|1920's-30's Goodell Pratt, not recommended for a first lathe.|
Let's narrow this down quickly -- my recommendation is limit your search to Delta or Sears Craftsman lathes that were manufactured after 1950. Why? Over time certain features became more desirable until they are now somewhat standardized making it easier to reuse chucks, centers, tooling etc. as you upgrade lathes. But prior to about 1950, oddball choices for thread sizes or tapers were more common and some of those choices fell by the wayside meaning they are largely unused (or unusable) today. Ball bearings also became more common after 1950. There are good choices besides Delta or Craftsman but those two are the most common and both standardized early. Post 1950 should keep you away from oddball stuff; late 50's is even better. In fact, the newer the better but this article is focused on lathes from 1950-1980.

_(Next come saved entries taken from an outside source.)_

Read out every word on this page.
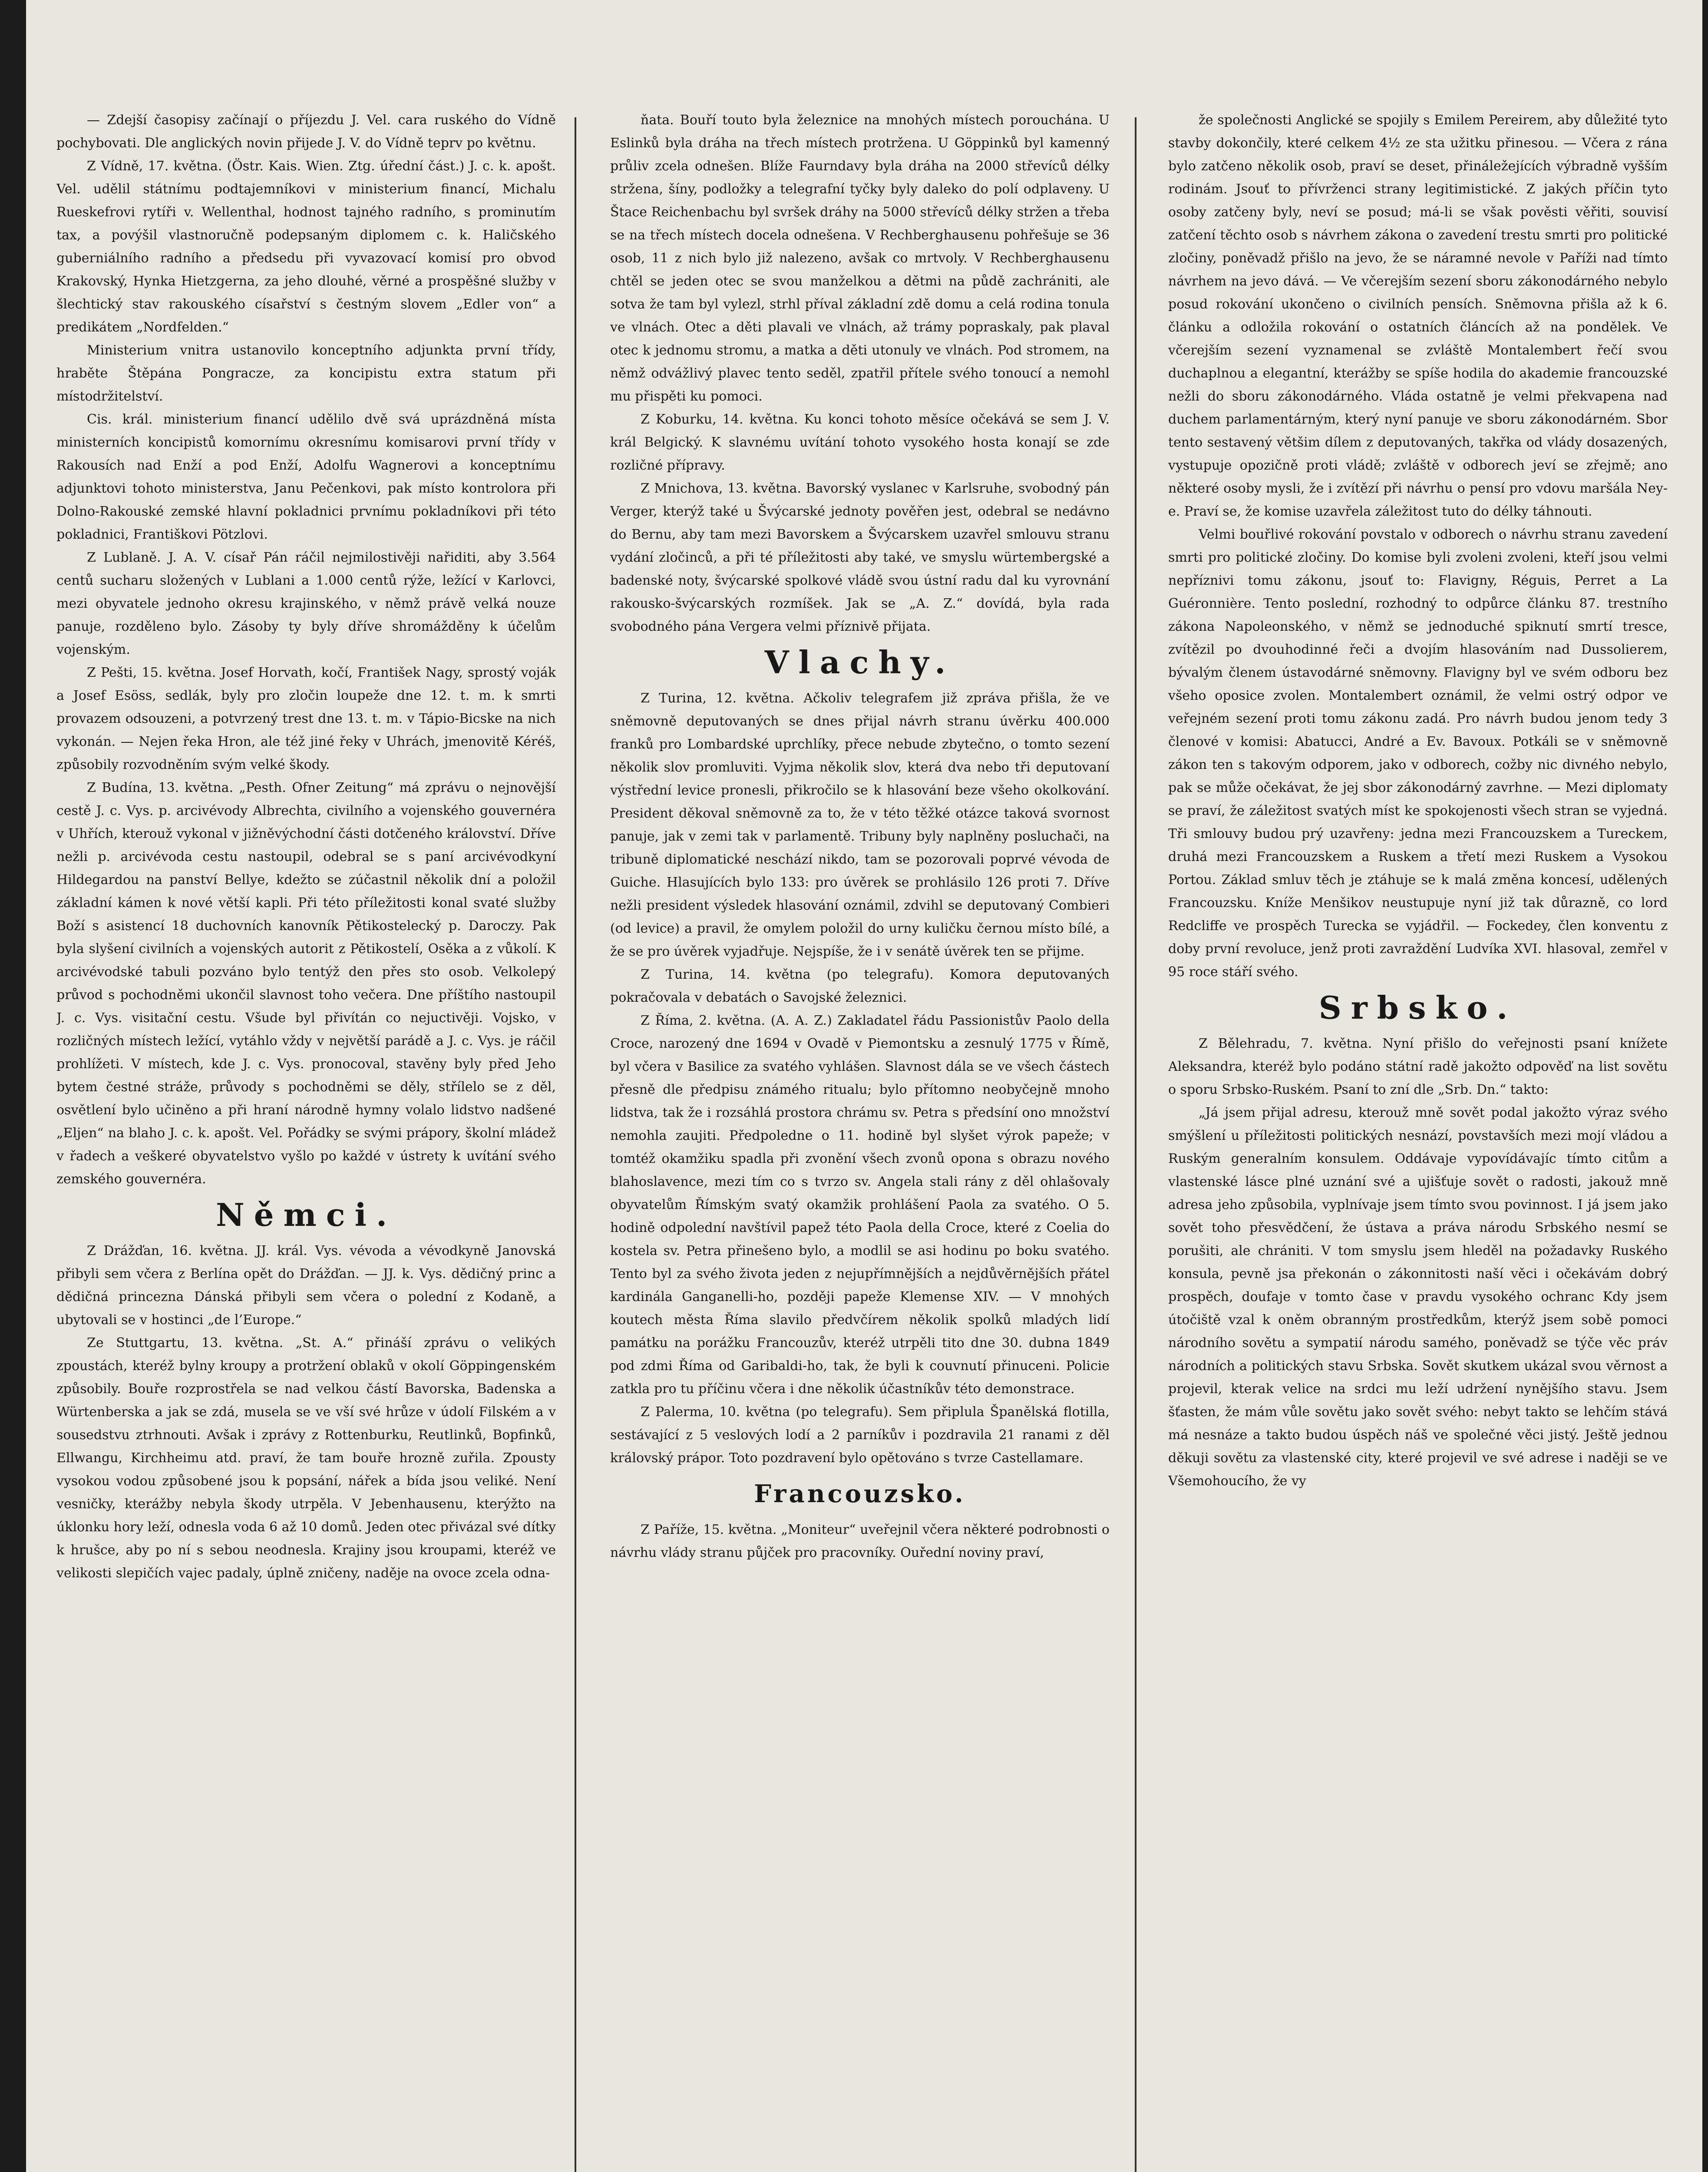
— Zdejší časopisy začínají o příjezdu J. Vel. cara ruského do Vídně pochybovati. Dle anglických novin přijede J. V. do Vídně teprv po květnu.

Z Vídně, 17. května. (Östr. Kais. Wien. Ztg. úřední část.) J. c. k. apošt. Vel. udělil státnímu podtajemníkovi v ministerium financí, Michalu Rueskefrovi rytíři v. Wellenthal, hodnost tajného radního, s prominutím tax, a povýšil vlastnoručně podepsaným diplomem c. k. Haličského guberniálního radního a předsedu při vyvazovací komisí pro obvod Krakovský, Hynka Hietzgerna, za jeho dlouhé, věrné a prospěšné služby v šlechtický stav rakouského císařství s čestným slovem „Edler von“ a predikátem „Nordfelden.“

Ministerium vnitra ustanovilo konceptního adjunkta první třídy, hraběte Štěpána Pongracze, za koncipistu extra statum při místodržitelství.

Cis. král. ministerium financí udělilo dvě svá uprázdněná místa ministerních koncipistů komornímu okresnímu komisarovi první třídy v Rakousích nad Enží a pod Enží, Adolfu Wagnerovi a konceptnímu adjunktovi tohoto ministerstva, Janu Pečenkovi, pak místo kontrolora při Dolno-Rakouské zemské hlavní pokladnici prvnímu pokladníkovi při této pokladnici, Františkovi Pötzlovi.

Z Lublaně. J. A. V. císař Pán ráčil nejmilostivěji nařiditi, aby 3.564 centů sucharu složených v Lublani a 1.000 centů rýže, ležící v Karlovci, mezi obyvatele jednoho okresu krajinského, v němž právě velká nouze panuje, rozděleno bylo. Zásoby ty byly dříve shromážděny k účelům vojenským.

Z Pešti, 15. května. Josef Horvath, kočí, František Nagy, sprostý voják a Josef Esöss, sedlák, byly pro zločin loupeže dne 12. t. m. k smrti provazem odsouzeni, a potvrzený trest dne 13. t. m. v Tápio-Bicske na nich vykonán. — Nejen řeka Hron, ale též jiné řeky v Uhrách, jmenovitě Kéréš, způsobily rozvodněním svým velké škody.

Z Budína, 13. května. „Pesth. Ofner Zeitung“ má zprávu o nejnovější cestě J. c. Vys. p. arcivévody Albrechta, civilního a vojenského gouvernéra v Uhřích, kterouž vykonal v jižněvýchodní části dotčeného království. Dříve nežli p. arcivévoda cestu nastoupil, odebral se s paní arcivévodkyní Hildegardou na panství Bellye, kdežto se zúčastnil několik dní a položil základní kámen k nové větší kapli. Při této příležitosti konal svaté služby Boží s asistencí 18 duchovních kanovník Pětikostelecký p. Daroczy. Pak byla slyšení civilních a vojenských autorit z Pětikostelí, Osěka a z vůkolí. K arcivévodské tabuli pozváno bylo tentýž den přes sto osob. Velkolepý průvod s pochodněmi ukončil slavnost toho večera. Dne příštího nastoupil J. c. Vys. visitační cestu. Všude byl přivítán co nejuctivěji. Vojsko, v rozličných místech ležící, vytáhlo vždy v největší parádě a J. c. Vys. je ráčil prohlížeti. V místech, kde J. c. Vys. pronocoval, stavěny byly před Jeho bytem čestné stráže, průvody s pochodněmi se děly, střílelo se z děl, osvětlení bylo učiněno a při hraní národně hymny volalo lidstvo nadšené „Eljen“ na blaho J. c. k. apošt. Vel. Pořádky se svými prápory, školní mládež v řadech a veškeré obyvatelstvo vyšlo po každé v ústrety k uvítání svého zemského gouvernéra.

Němci.

Z Drážďan, 16. května. JJ. král. Vys. vévoda a vévodkyně Janovská přibyli sem včera z Berlína opět do Drážďan. — JJ. k. Vys. dědičný princ a dědičná princezna Dánská přibyli sem včera o polední z Kodaně, a ubytovali se v hostinci „de l’Europe.“

Ze Stuttgartu, 13. května. „St. A.“ přináší zprávu o velikých zpoustách, kteréž bylny kroupy a protržení oblaků v okolí Göppingenském způsobily. Bouře rozprostřela se nad velkou částí Bavorska, Badenska a Würtenberska a jak se zdá, musela se ve vší své hrůze v údolí Filském a v sousedstvu ztrhnouti. Avšak i zprávy z Rottenburku, Reutlinků, Bopfinků, Ellwangu, Kirchheimu atd. praví, že tam bouře hrozně zuřila. Zpousty vysokou vodou způsobené jsou k popsání, nářek a bída jsou veliké. Není vesničky, kterážby nebyla škody utrpěla. V Jebenhausenu, kterýžto na úklonku hory leží, odnesla voda 6 až 10 domů. Jeden otec přivázal své dítky k hrušce, aby po ní s sebou neodnesla. Krajiny jsou kroupami, kteréž ve velikosti slepičích vajec padaly, úplně zničeny, naděje na ovoce zcela odna-

ňata. Bouří touto byla železnice na mnohých místech porouchána. U Eslinků byla dráha na třech místech protržena. U Göppinků byl kamenný průliv zcela odnešen. Blíže Faurndavy byla dráha na 2000 střevíců délky stržena, šíny, podložky a telegrafní tyčky byly daleko do polí odplaveny. U Štace Reichenbachu byl svršek dráhy na 5000 střevíců délky stržen a třeba se na třech místech docela odnešena. V Rechberghausenu pohřešuje se 36 osob, 11 z nich bylo již nalezeno, avšak co mrtvoly. V Rechberghausenu chtěl se jeden otec se svou manželkou a dětmi na půdě zachrániti, ale sotva že tam byl vylezl, strhl příval základní zdě domu a celá rodina tonula ve vlnách. Otec a děti plavali ve vlnách, až trámy popraskaly, pak plaval otec k jednomu stromu, a matka a děti utonuly ve vlnách. Pod stromem, na němž odvážlivý plavec tento seděl, zpatřil přítele svého tonoucí a nemohl mu přispěti ku pomoci.

Z Koburku, 14. května. Ku konci tohoto měsíce očekává se sem J. V. král Belgický. K slavnému uvítání tohoto vysokého hosta konají se zde rozličné přípravy.

Z Mnichova, 13. května. Bavorský vyslanec v Karlsruhe, svobodný pán Verger, kterýž také u Švýcarské jednoty pověřen jest, odebral se nedávno do Bernu, aby tam mezi Bavorskem a Švýcarskem uzavřel smlouvu stranu vydání zločinců, a při té příležitosti aby také, ve smyslu würtembergské a badenské noty, švýcarské spolkové vládě svou ústní radu dal ku vyrovnání rakousko-švýcarských rozmíšek. Jak se „A. Z.“ dovídá, byla rada svobodného pána Vergera velmi příznivě přijata.

Vlachy.

Z Turina, 12. května. Ačkoliv telegrafem již zpráva přišla, že ve sněmovně deputovaných se dnes přijal návrh stranu úvěrku 400.000 franků pro Lombardské uprchlíky, přece nebude zbytečno, o tomto sezení několik slov promluviti. Vyjma několik slov, která dva nebo tři deputovaní výstřední levice pronesli, přikročilo se k hlasování beze všeho okolkování. President děkoval sněmovně za to, že v této těžké otázce taková svornost panuje, jak v zemi tak v parlamentě. Tribuny byly naplněny posluchači, na tribuně diplomatické neschází nikdo, tam se pozorovali poprvé vévoda de Guiche. Hlasujících bylo 133: pro úvěrek se prohlásilo 126 proti 7. Dříve nežli president výsledek hlasování oznámil, zdvihl se deputovaný Combieri (od levice) a pravil, že omylem položil do urny kuličku černou místo bílé, a že se pro úvěrek vyjadřuje. Nejspíše, že i v senátě úvěrek ten se přijme.

Z Turina, 14. května (po telegrafu). Komora deputovaných pokračovala v debatách o Savojské železnici.

Z Říma, 2. května. (A. A. Z.) Zakladatel řádu Passionistův Paolo della Croce, narozený dne 1694 v Ovadě v Piemontsku a zesnulý 1775 v Římě, byl včera v Basilice za svatého vyhlášen. Slavnost dála se ve všech částech přesně dle předpisu známého ritualu; bylo přítomno neobyčejně mnoho lidstva, tak že i rozsáhlá prostora chrámu sv. Petra s předsíní ono množství nemohla zaujiti. Předpoledne o 11. hodině byl slyšet výrok papeže; v tomtéž okamžiku spadla při zvonění všech zvonů opona s obrazu nového blahoslavence, mezi tím co s tvrzo sv. Angela stali rány z děl ohlašovaly obyvatelům Římským svatý okamžik prohlášení Paola za svatého. O 5. hodině odpolední navštívil papež této Paola della Croce, které z Coelia do kostela sv. Petra přinešeno bylo, a modlil se asi hodinu po boku svatého. Tento byl za svého života jeden z nejupřímnějších a nejdůvěrnějších přátel kardinála Ganganelli-ho, později papeže Klemense XIV. — V mnohých koutech města Říma slavilo předvčírem několik spolků mladých lidí památku na porážku Francouzův, kteréž utrpěli tito dne 30. dubna 1849 pod zdmi Říma od Garibaldi-ho, tak, že byli k couvnutí přinuceni. Policie zatkla pro tu příčinu včera i dne několik účastníkův této demonstrace.

Z Palerma, 10. května (po telegrafu). Sem připlula Španělská flotilla, sestávající z 5 veslových lodí a 2 parníkův i pozdravila 21 ranami z děl královský prápor. Toto pozdravení bylo opětováno s tvrze Castellamare.

Francouzsko.

Z Paříže, 15. května. „Moniteur“ uveřejnil včera některé podrobnosti o návrhu vlády stranu půjček pro pracovníky. Ouřední noviny praví,

že společnosti Anglické se spojily s Emilem Pereirem, aby důležité tyto stavby dokončily, které celkem 4½ ze sta užitku přinesou. — Včera z rána bylo zatčeno několik osob, praví se deset, přináležejících výbradně vyšším rodinám. Jsouť to přívrženci strany legitimistické. Z jakých příčin tyto osoby zatčeny byly, neví se posud; má-li se však pověsti věřiti, souvisí zatčení těchto osob s návrhem zákona o zavedení trestu smrti pro politické zločiny, poněvadž přišlo na jevo, že se náramné nevole v Paříži nad tímto návrhem na jevo dává. — Ve včerejším sezení sboru zákonodárného nebylo posud rokování ukončeno o civilních pensích. Sněmovna přišla až k 6. článku a odložila rokování o ostatních článcích až na pondělek. Ve včerejším sezení vyznamenal se zvláště Montalembert řečí svou duchaplnou a elegantní, kterážby se spíše hodila do akademie francouzské nežli do sboru zákonodárného. Vláda ostatně je velmi překvapena nad duchem parlamentárným, který nyní panuje ve sboru zákonodárném. Sbor tento sestavený většim dílem z deputovaných, takřka od vlády dosazených, vystupuje opozičně proti vládě; zvláště v odborech jeví se zřejmě; ano některé osoby mysli, že i zvítězí při návrhu o pensí pro vdovu maršála Ney-e. Praví se, že komise uzavřela záležitost tuto do délky táhnouti.

Velmi bouřlivé rokování povstalo v odborech o návrhu stranu zavedení smrti pro politické zločiny. Do komise byli zvoleni zvoleni, kteří jsou velmi nepříznivi tomu zákonu, jsouť to: Flavigny, Réguis, Perret a La Guéronnière. Tento poslední, rozhodný to odpůrce článku 87. trestního zákona Napoleonského, v němž se jednoduché spiknutí smrtí tresce, zvítězil po dvouhodinné řeči a dvojím hlasováním nad Dussolierem, bývalým členem ústavodárné sněmovny. Flavigny byl ve svém odboru bez všeho oposice zvolen. Montalembert oznámil, že velmi ostrý odpor ve veřejném sezení proti tomu zákonu zadá. Pro návrh budou jenom tedy 3 členové v komisi: Abatucci, André a Ev. Bavoux. Potkáli se v sněmovně zákon ten s takovým odporem, jako v odborech, cožby nic divného nebylo, pak se může očekávat, že jej sbor zákonodárný zavrhne. — Mezi diplomaty se praví, že záležitost svatých míst ke spokojenosti všech stran se vyjedná. Tři smlouvy budou prý uzavřeny: jedna mezi Francouzskem a Tureckem, druhá mezi Francouzskem a Ruskem a třetí mezi Ruskem a Vysokou Portou. Základ smluv těch je ztáhuje se k malá změna koncesí, udělených Francouzsku. Kníže Menšikov neustupuje nyní již tak důrazně, co lord Redcliffe ve prospěch Turecka se vyjádřil. — Fockedey, člen konventu z doby první revoluce, jenž proti zavraždění Ludvíka XVI. hlasoval, zemřel v 95 roce stáří svého.

Srbsko.

Z Bělehradu, 7. května. Nyní přišlo do veřejnosti psaní knížete Aleksandra, kteréž bylo podáno státní radě jakožto odpověď na list sovětu o sporu Srbsko-Ruském. Psaní to zní dle „Srb. Dn.“ takto:

„Já jsem přijal adresu, kterouž mně sovět podal jakožto výraz svého smýšlení u příležitosti politických nesnází, povstavších mezi mojí vládou a Ruským generalním konsulem. Oddávaje vypovídávajíc tímto citům a vlastenské lásce plné uznání své a ujišťuje sovět o radosti, jakouž mně adresa jeho způsobila, vyplnívaje jsem tímto svou povinnost. I já jsem jako sovět toho přesvědčení, že ústava a práva národu Srbského nesmí se porušiti, ale chrániti. V tom smyslu jsem hleděl na požadavky Ruského konsula, pevně jsa překonán o zákonnitosti naší věci i očekávám dobrý prospěch, doufaje v tomto čase v pravdu vysokého ochranc Kdy jsem útočiště vzal k oněm obranným prostředkům, kterýž jsem sobě pomoci národního sovětu a sympatií národu samého, poněvadž se týče věc práv národních a politických stavu Srbska. Sovět skutkem ukázal svou věrnost a projevil, kterak velice na srdci mu leží udržení nynějšího stavu. Jsem šťasten, že mám vůle sovětu jako sovět svého: nebyt takto se lehčím stává má nesnáze a takto budou úspěch náš ve společné věci jistý. Ještě jednou děkuji sovětu za vlastenské city, které projevil ve své adrese i naději se ve Všemohoucího, že vy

What is this talk of standardization? Modern wood lathes have two ways to attach accessories, 1) threaded spindles and 2) machine tapers. The spindle is the shaft to which your work attaches on one end and power attaches on the other end. The case that holds the spindle is called the headstock. Modern lathes have threading on the outside of the spindle so that faceplates or scroll chucks like the Nova G3 can thread on. The spindle is hollow, and the working end will have a machine taper into which accessories like drive centers, drill chucks or drill bits can fit. But lathes didn't always have both threads and tapers, and it's possible for the headstock to have a taper but not the tailstock. If the lathe you are considering doesn't have both a threaded spindle on the headstock and a machine taper on head and tailstock, I would pass on it.
|This lathe has a spindle threaded on both ends so you can attach accessories to the outboard side. The silver pin is for indexing.|
|Lathe with a threaded spindle and Morse taper|
What about the motor? Most old lathes will come with a 110V motor between 1/4 - 1 HP and will have 4 pulleys on the headstock giving you 4 possible speeds. These are enough for basic turning but eventually you can add variable speed to get much more utility from your lathe.
|A "4 speed" lathe, note the step pulley with 4 grooves. Speeds are changed by moving the v-belt.|
|1958 Craftsman 9x30 bench lathe modified with variable speed|
|1970's Rockwell Delta 46-111 gap bed lathe|
So what to buy? I recommend buying a Delta or Craftsman lathe made in the 50's or later that has a threaded headstock spindle (sizes 1-8 or 3/4-16) and Morse taper in both head and tail stock. Look for a manual on vintagemachinery.org. Sometimes the manual will not tell you the tapers or thread sizes but it will be good information regardless. If the taper size isn't listed anywhere, they are easy to measure. A #1MT (Morse taper) is a little less than 1/2" across on the spindle. A #2MT is a tad over 11/16" diameter on the spindle. Before buying, have the lathe running and listen for any screeching, scratching, or grinding that may indicate bearings need replacement. Make sure the tailstock turns in and out freely and that the centers are removable from both head and tailstock. With centers in place, slide the tailstock to the headstock and check that the center points touch. A tiny amount of misalignment is not a deal killer but a big misalignment may indicate a Frankenlathe (a lathe assembled from parts of other lathes), mismatched parts, or other problems.